After a short introduction in most essential properties of real-life networks, we will devote the major part of the course to the theory of random graphs. Mathematically, it is natural to model a network as a graph of nodes connected by edges. The connections in these networks, such a friendships in social networks, are often a result of random events, therefore, the theory of random graphs is most suitable for their analysis. The methodology leverages on two important classes of stochastic processes: branching processes and martingales. We will cover three essential random graph models: Erdös-Rényi random graph, Configuration model, and Preferential Attachment model.

In the last part of the course we will cover important problems in Network Science that are directly related to the network structures: What are the most important nodes in the network? Do similar nodes usually connect to each other? Which nodes should receive the information first, if we want this information to reach as many people as possible?

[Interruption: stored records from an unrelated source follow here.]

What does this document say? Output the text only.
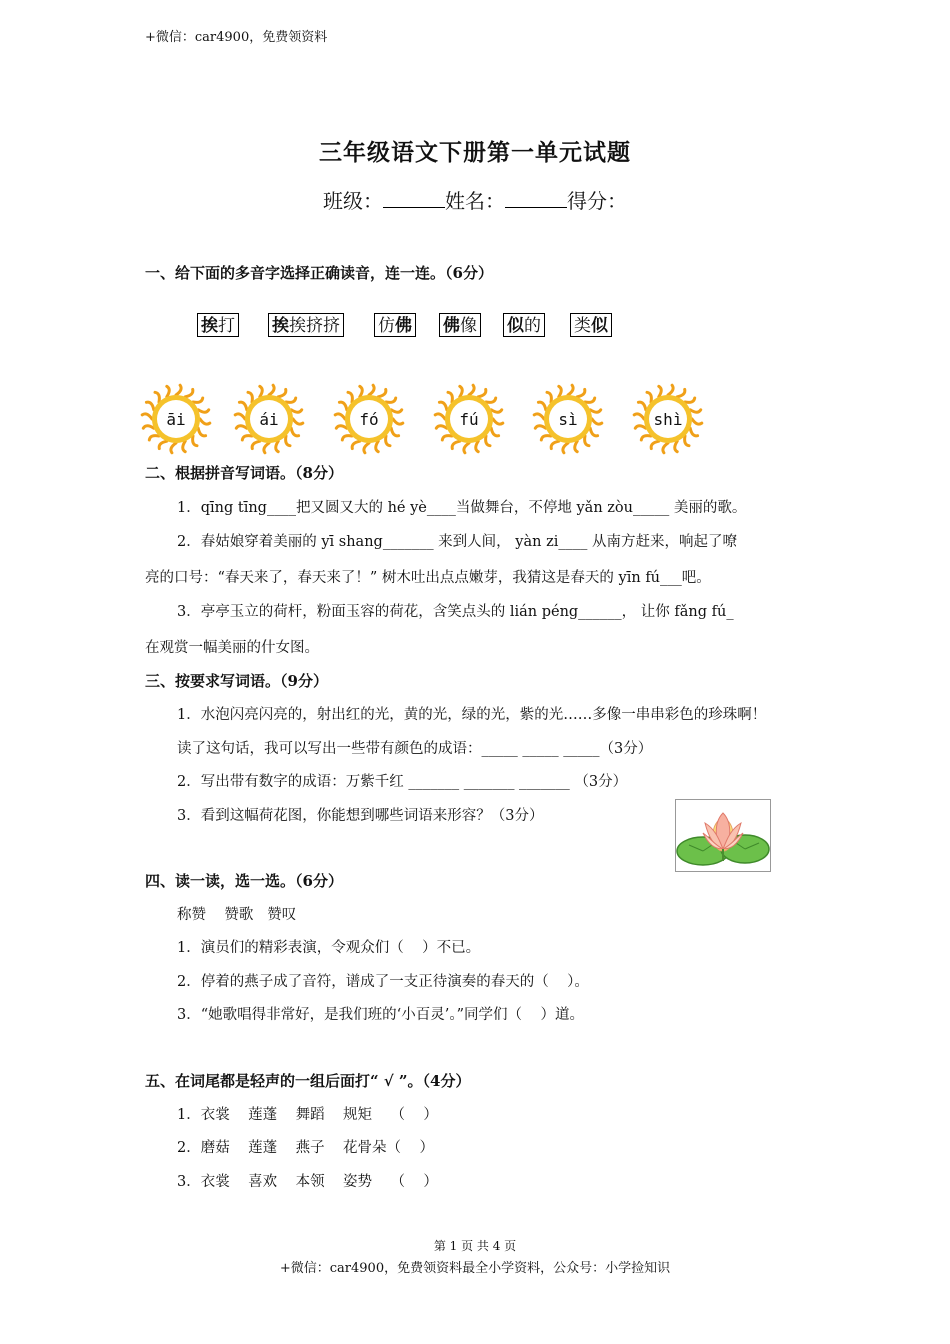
+微信：car4900，免费领资料
三年级语文下册第一单元试题
班级：	姓名：	得分：
一、给下面的多音字选择正确读音，连一连。（6分）
挨打 挨挨挤挤 仿佛 佛像 似的 类似
āi	ái	fó	fú	sì	shì
二、根据拼音写词语。（8分）
1．qīng tīng____把又圆又大的 hé yè____当做舞台，不停地 yǎn zòu_____ 美丽的歌。
2．春姑娘穿着美丽的 yī shang_______ 来到人间， yàn zi____ 从南方赶来，响起了嘹
亮的口号：“春天来了，春天来了！” 树木吐出点点嫩芽，我猜这是春天的 yīn fú___吧。
3．亭亭玉立的荷杆，粉面玉容的荷花，含笑点头的 lián péng______， 让你 fǎng fú_
在观赏一幅美丽的什女图。
三、按要求写词语。（9分）
1．水泡闪亮闪亮的，射出红的光，黄的光，绿的光，紫的光……多像一串串彩色的珍珠啊！
读了这句话，我可以写出一些带有颜色的成语：_____ _____ _____（3分）
2．写出带有数字的成语：万紫千红 _______ _______ _______ （3分）
3．看到这幅荷花图，你能想到哪些词语来形容？（3分）
四、读一读，选一选。（6分）
称赞    赞歌   赞叹
1．演员们的精彩表演，令观众们（    ）不已。
2．停着的燕子成了音符，谱成了一支正待演奏的春天的（    ）。
3．“她歌唱得非常好，是我们班的‘小百灵’。”同学们（    ）道。
五、在词尾都是轻声的一组后面打“ √ ”。（4分）
1．衣裳    莲蓬    舞蹈    规矩    （    ）
2．磨菇    莲蓬    燕子    花骨朵（    ）
3．衣裳    喜欢    本领    姿势    （    ）
第 1 页 共 4 页
+微信：car4900，免费领资料最全小学资料，公众号：小学捡知识
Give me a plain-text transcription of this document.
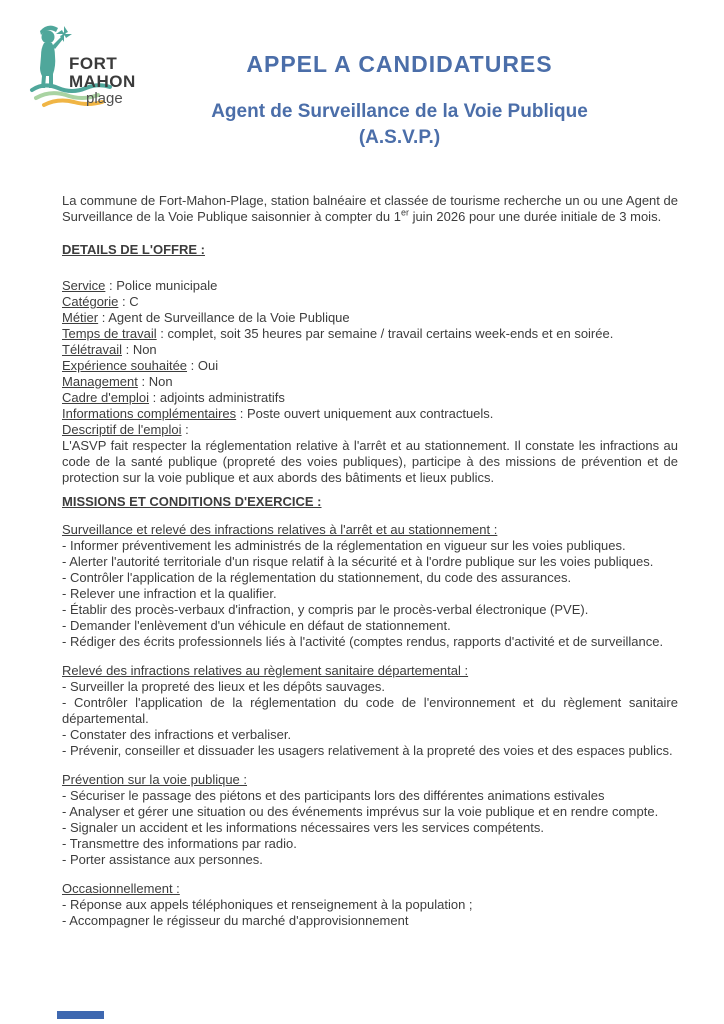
FORT
MAHON
plage
APPEL A CANDIDATURES
Agent de Surveillance de la Voie Publique
(A.S.V.P.)
La commune de Fort-Mahon-Plage, station balnéaire et classée de tourisme recherche un ou une Agent de Surveillance de la Voie Publique saisonnier à compter du 1er juin 2026 pour une durée initiale de 3 mois.
DETAILS DE L'OFFRE :
Service : Police municipale
Catégorie : C
Métier : Agent de Surveillance de la Voie Publique
Temps de travail : complet, soit 35 heures par semaine / travail certains week-ends et en soirée.
Télétravail : Non
Expérience souhaitée : Oui
Management : Non
Cadre d'emploi : adjoints administratifs
Informations complémentaires : Poste ouvert uniquement aux contractuels.
Descriptif de l'emploi :
L'ASVP fait respecter la réglementation relative à l'arrêt et au stationnement. Il constate les infractions au code de la santé publique (propreté des voies publiques), participe à des missions de prévention et de protection sur la voie publique et aux abords des bâtiments et lieux publics.
MISSIONS ET CONDITIONS D'EXERCICE :
Surveillance et relevé des infractions relatives à l'arrêt et au stationnement :
- Informer préventivement les administrés de la réglementation en vigueur sur les voies publiques.
- Alerter l'autorité territoriale d'un risque relatif à la sécurité et à l'ordre publique sur les voies publiques.
- Contrôler l'application de la réglementation du stationnement, du code des assurances.
- Relever une infraction et la qualifier.
- Établir des procès-verbaux d'infraction, y compris par le procès-verbal électronique (PVE).
- Demander l'enlèvement d'un véhicule en défaut de stationnement.
- Rédiger des écrits professionnels liés à l'activité (comptes rendus, rapports d'activité et de surveillance.
Relevé des infractions relatives au règlement sanitaire départemental :
- Surveiller la propreté des lieux et les dépôts sauvages.
- Contrôler l'application de la réglementation du code de l'environnement et du règlement sanitaire départemental.
- Constater des infractions et verbaliser.
- Prévenir, conseiller et dissuader les usagers relativement à la propreté des voies et des espaces publics.
Prévention sur la voie publique :
- Sécuriser le passage des piétons et des participants lors des différentes animations estivales
- Analyser et gérer une situation ou des événements imprévus sur la voie publique et en rendre compte.
- Signaler un accident et les informations nécessaires vers les services compétents.
- Transmettre des informations par radio.
- Porter assistance aux personnes.
Occasionnellement :
- Réponse aux appels téléphoniques et renseignement à la population ;
- Accompagner le régisseur du marché d'approvisionnement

The course will finish with hands-on research project and presentations.

**Examination.** Homework assignments , presentation of own research, and oral exam .

**Organization:** Most weeks: 3X45 minutes lecture. Some weeks: 2X45 minutes lecture + 45 min to discuss or work on homework exercises. Last week: presentations. The students are encouraged to work on homework and research project in pairs.

**Literature: **Remco van der Hofstad. Random Graphs and Cmplex Networks. Vol. I.

Available at http://www.win.tue.nl/~rhofstad/NotesRGCN.html and http://www.win.tue.nl/~rhofstad/NotesRGCN.pdf

**Prerequisites: **The course is aimed at master students in theoretical and applied mathematics and possibly physics and computer science. Solid knowledge of probability theory is necessary. Programming skills are optional. Students who like programming and applied problems can put it to use in a research assignment.